Servez- la en fines tranches pour l'apéritif, ou avec une raclette, des œufs au plat… En morceaux dans des pâtes à la carbonara, une tarte salée, une tartiflette…
Non seulement le lard fumé peut être proposé en entrée ou dans un plat principal, mais il peut également être consommé de plein de manières différentes. Vous vous régalerez en le dégustant en fines tranches sur un œuf au plat, en garniture d’une flammekueche ou tout simplement sur une tartine.

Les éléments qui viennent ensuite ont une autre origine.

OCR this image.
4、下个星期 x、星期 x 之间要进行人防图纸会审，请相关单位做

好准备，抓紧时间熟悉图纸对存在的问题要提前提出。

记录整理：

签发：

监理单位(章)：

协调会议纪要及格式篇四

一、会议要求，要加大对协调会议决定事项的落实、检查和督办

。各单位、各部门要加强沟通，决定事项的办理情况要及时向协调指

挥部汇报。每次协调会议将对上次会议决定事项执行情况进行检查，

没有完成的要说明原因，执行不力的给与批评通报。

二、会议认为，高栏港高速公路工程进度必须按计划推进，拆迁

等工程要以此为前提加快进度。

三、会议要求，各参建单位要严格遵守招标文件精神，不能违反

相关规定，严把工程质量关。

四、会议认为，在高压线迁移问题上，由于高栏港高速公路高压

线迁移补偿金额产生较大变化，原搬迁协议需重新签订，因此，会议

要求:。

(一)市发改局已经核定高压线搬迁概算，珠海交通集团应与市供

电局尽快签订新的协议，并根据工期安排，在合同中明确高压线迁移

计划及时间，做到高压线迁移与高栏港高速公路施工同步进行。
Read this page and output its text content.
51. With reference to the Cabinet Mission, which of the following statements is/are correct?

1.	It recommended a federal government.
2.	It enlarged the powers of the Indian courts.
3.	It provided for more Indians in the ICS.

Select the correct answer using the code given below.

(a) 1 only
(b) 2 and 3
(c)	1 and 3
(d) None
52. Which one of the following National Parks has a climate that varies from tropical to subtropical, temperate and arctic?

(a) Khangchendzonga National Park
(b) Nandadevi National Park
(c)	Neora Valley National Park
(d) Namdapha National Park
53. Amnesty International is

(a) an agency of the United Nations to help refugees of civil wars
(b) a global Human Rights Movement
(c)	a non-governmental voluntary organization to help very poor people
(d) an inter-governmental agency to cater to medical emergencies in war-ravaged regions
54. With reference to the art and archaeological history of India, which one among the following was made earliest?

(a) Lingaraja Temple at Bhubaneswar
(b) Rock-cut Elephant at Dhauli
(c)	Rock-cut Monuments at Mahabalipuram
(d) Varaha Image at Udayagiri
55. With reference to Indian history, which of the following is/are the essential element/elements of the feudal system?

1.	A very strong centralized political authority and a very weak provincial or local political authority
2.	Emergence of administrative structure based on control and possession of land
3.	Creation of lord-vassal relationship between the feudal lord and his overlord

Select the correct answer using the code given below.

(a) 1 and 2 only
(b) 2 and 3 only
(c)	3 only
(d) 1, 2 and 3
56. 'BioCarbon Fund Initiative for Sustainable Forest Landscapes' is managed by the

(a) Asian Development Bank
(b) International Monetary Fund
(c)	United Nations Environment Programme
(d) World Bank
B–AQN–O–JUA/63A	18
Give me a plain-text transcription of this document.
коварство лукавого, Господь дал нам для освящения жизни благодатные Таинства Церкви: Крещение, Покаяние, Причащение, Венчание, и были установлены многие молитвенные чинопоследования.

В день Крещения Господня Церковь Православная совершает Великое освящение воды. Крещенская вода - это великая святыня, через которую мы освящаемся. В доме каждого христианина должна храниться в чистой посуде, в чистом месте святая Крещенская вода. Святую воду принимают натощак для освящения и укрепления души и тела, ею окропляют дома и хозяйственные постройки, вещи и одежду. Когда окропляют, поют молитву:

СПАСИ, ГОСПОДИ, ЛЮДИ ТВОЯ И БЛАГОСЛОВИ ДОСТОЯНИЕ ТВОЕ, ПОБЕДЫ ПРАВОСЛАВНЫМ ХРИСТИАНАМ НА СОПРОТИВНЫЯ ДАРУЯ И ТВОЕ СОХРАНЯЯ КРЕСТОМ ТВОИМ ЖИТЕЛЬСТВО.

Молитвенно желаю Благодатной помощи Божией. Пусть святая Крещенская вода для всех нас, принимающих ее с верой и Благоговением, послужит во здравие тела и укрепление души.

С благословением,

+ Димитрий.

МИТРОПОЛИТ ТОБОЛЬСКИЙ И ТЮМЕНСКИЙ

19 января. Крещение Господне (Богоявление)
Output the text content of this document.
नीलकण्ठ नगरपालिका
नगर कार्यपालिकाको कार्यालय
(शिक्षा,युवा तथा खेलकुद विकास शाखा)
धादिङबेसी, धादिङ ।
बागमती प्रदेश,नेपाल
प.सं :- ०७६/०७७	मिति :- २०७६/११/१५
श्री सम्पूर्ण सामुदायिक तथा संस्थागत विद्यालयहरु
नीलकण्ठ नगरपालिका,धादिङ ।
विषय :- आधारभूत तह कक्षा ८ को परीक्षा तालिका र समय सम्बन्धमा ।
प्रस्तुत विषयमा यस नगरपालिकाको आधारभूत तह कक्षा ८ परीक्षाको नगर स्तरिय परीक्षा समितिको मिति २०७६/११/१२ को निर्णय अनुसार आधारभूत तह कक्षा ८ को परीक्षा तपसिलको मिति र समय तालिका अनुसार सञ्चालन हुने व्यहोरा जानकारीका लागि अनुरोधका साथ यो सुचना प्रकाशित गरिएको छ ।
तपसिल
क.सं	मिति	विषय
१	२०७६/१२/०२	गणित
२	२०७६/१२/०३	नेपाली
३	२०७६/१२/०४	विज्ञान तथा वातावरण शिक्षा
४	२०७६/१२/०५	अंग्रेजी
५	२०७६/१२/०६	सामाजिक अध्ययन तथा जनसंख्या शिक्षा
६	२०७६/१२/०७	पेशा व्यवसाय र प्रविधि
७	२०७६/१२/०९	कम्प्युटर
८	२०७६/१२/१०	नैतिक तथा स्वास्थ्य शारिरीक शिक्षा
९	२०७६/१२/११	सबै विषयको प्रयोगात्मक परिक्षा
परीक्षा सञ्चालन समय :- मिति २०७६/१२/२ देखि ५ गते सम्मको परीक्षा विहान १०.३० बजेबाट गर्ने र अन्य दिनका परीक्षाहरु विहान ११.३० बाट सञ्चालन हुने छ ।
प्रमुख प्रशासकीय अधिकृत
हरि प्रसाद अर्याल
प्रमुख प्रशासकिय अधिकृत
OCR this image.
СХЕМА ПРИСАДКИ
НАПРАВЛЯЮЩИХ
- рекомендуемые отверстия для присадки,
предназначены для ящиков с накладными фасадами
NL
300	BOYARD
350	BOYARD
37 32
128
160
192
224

Tableau Récapitulatif des Temps de Fumage
Produit | Préparation | Salage | Préparation | Fumage |
---|---|---|---|---|
Saumon de 1,5kg | En filet, sans arêtes, avec la peau | 33g de sel fin/kg | Essuyer et frotter avec un peu d'huile neutre ou d'olive | 6 à 10h |
Truite | En filet ou entière | 2 à 3h | Essuyer et frotter avec un peu d'huile neutre ou d'olive | 2 à 3h |
½ Truite saumonée | En filet ou entière | 5 à 6h | Essuyer et frotter avec un peu d'huile neutre ou d'olive | 6 à 8h |
Anguille | Entière | 4h | Essuyer et frotter avec un peu d'huile neutre | 4h un peu chaud |
Flétan | En filet avec la peau | 2 à 3h | Essuyer et frotter avec un peu d'huile neutre | 3h |
Porc | Poitrine, longe, saucisses | 24h | Essuyer | 3 x 8h |
Magret de canard 600g | Entier | 6 à 8h | Essuyer | 6 à 8h |
Il faut savoir que le temps de fumage idéal, arrêté une fois pour toute et pour tout le monde, n'existe pas car le fumage est avant tout une histoire de goût et d'expérience (certains apprécient un goût fumé intense, d'autres plus subtile...). Ensuite, les temps de fumage varient aussi forcément suivant le type de fumoir utilisé (grand, petit, isolé, non isolé, inox ou galva, etc), les conditions de fumage (qualité de la sciure et sa combustion, température ambiante et humidité de l'air), les aliments à fumer (leur nature et la méthode de salage influencent aussi la durée de fumage), etc.